今日、幼稚園の玄関のちょっと汚れた水槽の中で、一匹、オタマジャクシからカエルになりました。オタマジャクシがカエルになる、当たり前のことです。毎年、らんこ先生は20~30匹、多い年はもっと、それを見ます。けれどこの一匹は特別な一匹です。
実はこれは去年の4月、卵からかえったオタマジャクシくんなのです。普通はその年の夏までにカエルになります。けれど毎年、そこまででカエルになれないオタマジャクシがいます。そういうオタマジャクシはたいてい身体が弱く、秋までの間に死んでしまうものでした。
らんこ先生は以前は夏がすぎたオタマジャクシは、子供達に気づかれないようにどこかに逃がしたりしていました。ところが7,8年前の事。あるお母さんに、秋になるとオタマジャクシは死んでしまうのだと話していたら、Kくんがとっても怒ったのです。「死んじゃうなんて言ったらダメ!」「かわいそう!」
本人は覚えてないだろうなぁ・・・。今ではもう6年生。お父さんの転勤で七尾にはいません。Kくんの迫力に、らんこ先生はハッとさせられました。
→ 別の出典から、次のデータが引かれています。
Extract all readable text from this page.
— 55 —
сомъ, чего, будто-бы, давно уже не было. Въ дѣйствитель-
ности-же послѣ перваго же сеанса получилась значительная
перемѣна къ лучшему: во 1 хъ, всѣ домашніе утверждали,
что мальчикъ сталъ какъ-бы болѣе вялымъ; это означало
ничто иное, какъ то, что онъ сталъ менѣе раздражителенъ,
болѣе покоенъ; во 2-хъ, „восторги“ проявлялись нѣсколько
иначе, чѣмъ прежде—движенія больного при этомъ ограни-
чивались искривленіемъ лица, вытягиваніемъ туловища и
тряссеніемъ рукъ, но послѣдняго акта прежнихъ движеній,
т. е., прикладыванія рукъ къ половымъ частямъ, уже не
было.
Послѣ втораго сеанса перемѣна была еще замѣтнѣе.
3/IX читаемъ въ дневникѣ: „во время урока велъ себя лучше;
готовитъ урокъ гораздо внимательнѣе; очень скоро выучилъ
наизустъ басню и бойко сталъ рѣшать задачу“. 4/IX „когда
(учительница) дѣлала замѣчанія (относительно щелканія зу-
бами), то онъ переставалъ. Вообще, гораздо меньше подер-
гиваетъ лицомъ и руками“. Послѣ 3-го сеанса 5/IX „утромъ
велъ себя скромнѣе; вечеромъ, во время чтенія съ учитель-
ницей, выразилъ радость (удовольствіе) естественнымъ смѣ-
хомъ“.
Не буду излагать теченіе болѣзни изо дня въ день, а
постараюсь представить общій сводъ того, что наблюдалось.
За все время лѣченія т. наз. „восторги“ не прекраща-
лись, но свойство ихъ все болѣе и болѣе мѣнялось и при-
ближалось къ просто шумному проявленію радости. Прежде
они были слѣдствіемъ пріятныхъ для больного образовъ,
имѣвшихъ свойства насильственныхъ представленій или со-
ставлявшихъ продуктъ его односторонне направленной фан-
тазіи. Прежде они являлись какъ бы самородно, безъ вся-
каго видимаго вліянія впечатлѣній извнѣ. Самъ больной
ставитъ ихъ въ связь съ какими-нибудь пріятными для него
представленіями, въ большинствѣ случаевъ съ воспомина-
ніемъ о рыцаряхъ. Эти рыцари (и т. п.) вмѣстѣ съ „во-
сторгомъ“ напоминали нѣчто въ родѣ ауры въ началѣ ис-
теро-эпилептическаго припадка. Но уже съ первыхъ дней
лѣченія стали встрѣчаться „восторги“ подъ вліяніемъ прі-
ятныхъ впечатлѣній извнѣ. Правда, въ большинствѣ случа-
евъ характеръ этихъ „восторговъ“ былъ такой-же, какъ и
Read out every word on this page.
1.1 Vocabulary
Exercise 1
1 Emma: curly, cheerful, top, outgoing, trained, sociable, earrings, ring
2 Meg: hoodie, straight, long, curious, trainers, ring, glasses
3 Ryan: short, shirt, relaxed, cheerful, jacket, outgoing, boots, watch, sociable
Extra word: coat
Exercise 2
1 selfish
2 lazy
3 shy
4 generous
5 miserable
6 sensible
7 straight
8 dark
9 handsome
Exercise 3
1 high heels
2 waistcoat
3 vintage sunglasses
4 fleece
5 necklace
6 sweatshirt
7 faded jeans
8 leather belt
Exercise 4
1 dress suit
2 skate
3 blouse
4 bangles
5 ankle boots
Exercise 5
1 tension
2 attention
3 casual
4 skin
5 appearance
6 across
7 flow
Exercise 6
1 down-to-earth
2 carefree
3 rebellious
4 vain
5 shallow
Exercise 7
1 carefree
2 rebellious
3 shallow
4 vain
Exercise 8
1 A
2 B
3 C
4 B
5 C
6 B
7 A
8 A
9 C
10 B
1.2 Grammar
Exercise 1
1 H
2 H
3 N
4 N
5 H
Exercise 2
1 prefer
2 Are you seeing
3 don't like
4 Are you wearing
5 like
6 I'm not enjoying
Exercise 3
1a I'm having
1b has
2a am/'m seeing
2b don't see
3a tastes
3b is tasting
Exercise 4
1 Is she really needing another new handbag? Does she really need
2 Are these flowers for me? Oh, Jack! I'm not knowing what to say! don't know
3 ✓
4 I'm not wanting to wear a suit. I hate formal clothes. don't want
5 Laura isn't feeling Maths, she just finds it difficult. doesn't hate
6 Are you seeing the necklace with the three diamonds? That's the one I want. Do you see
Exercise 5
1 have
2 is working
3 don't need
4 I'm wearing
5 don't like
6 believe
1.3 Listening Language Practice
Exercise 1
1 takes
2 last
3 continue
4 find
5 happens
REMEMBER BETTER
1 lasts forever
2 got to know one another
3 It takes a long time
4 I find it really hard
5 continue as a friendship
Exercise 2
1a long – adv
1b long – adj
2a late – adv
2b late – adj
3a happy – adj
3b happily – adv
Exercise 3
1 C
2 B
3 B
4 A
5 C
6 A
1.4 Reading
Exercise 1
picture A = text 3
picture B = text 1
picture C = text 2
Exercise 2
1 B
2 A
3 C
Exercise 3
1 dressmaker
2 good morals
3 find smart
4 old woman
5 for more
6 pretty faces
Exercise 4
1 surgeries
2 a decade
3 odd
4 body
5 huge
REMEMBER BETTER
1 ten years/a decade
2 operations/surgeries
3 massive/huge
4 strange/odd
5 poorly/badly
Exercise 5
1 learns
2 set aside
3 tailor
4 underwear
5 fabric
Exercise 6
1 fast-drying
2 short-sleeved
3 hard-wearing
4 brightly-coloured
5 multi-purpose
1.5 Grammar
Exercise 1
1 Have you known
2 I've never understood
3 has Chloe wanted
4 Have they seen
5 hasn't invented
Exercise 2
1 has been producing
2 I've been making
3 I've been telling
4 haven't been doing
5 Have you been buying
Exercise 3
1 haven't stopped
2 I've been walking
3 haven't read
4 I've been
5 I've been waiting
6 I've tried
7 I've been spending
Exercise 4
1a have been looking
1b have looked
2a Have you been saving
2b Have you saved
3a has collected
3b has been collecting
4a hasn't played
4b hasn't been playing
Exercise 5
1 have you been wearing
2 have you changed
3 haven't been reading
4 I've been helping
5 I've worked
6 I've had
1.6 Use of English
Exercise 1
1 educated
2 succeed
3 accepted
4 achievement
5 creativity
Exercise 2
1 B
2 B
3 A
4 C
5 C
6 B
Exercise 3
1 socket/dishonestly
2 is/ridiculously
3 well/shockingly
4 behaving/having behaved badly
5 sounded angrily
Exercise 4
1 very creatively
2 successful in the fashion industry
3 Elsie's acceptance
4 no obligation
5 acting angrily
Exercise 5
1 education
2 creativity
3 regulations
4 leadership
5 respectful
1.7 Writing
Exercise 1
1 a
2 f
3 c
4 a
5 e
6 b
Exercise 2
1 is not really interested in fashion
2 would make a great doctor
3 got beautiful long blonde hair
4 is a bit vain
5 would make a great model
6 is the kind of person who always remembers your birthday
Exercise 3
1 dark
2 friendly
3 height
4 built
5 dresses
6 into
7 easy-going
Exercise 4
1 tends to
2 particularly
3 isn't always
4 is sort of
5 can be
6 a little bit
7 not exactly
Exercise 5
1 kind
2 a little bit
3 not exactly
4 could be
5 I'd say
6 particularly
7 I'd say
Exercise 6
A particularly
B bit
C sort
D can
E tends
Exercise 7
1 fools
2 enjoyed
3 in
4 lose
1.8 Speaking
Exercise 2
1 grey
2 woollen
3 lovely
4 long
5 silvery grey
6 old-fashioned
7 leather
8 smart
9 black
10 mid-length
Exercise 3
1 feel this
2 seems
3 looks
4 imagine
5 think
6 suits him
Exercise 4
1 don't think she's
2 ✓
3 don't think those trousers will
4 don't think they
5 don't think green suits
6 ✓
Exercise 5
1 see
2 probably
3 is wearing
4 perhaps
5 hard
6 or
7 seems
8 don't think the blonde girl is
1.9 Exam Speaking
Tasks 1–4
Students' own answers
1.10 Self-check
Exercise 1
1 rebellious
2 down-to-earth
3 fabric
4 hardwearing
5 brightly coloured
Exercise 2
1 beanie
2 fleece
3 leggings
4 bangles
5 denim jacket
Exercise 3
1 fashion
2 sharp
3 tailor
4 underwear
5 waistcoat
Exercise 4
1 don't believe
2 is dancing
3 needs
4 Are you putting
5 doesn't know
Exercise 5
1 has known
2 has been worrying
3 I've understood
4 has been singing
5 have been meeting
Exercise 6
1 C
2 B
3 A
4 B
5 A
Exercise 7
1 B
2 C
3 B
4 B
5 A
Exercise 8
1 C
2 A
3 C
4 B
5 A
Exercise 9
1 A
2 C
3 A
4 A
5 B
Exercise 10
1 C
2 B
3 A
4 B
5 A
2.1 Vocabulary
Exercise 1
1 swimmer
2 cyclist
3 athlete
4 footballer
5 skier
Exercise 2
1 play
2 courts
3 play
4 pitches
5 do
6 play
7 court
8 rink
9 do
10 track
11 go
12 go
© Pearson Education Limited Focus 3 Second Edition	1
それからは、ダメかもしれなくてもさいごまでエサをあげて、水をかえることにしていました。でもやっぱり秋になると・・・。
ところが去年の秋。3匹が生きていたのです。環境を変えるとまずいかなと思って、洗ったりせずにそーっとそのままに。汚いままの水槽。そのうち一匹が死んでしまいました。残った2匹。冬の間はじーっとしていたのですが、春になったら動きだし、足が出てきたのです。今日一匹のしっぽがなくなってカエルに。
たぶん、イチバン喜んでいるのは、らんこ先生です。もう一匹もがんばってカエルになってほしい。この感動を味わうことができるのは、あの時、Kくんがらんこ先生に怒ったからですよね。ありがとう、Kくん。今でもあの優しい気持ち持っていてくれますように。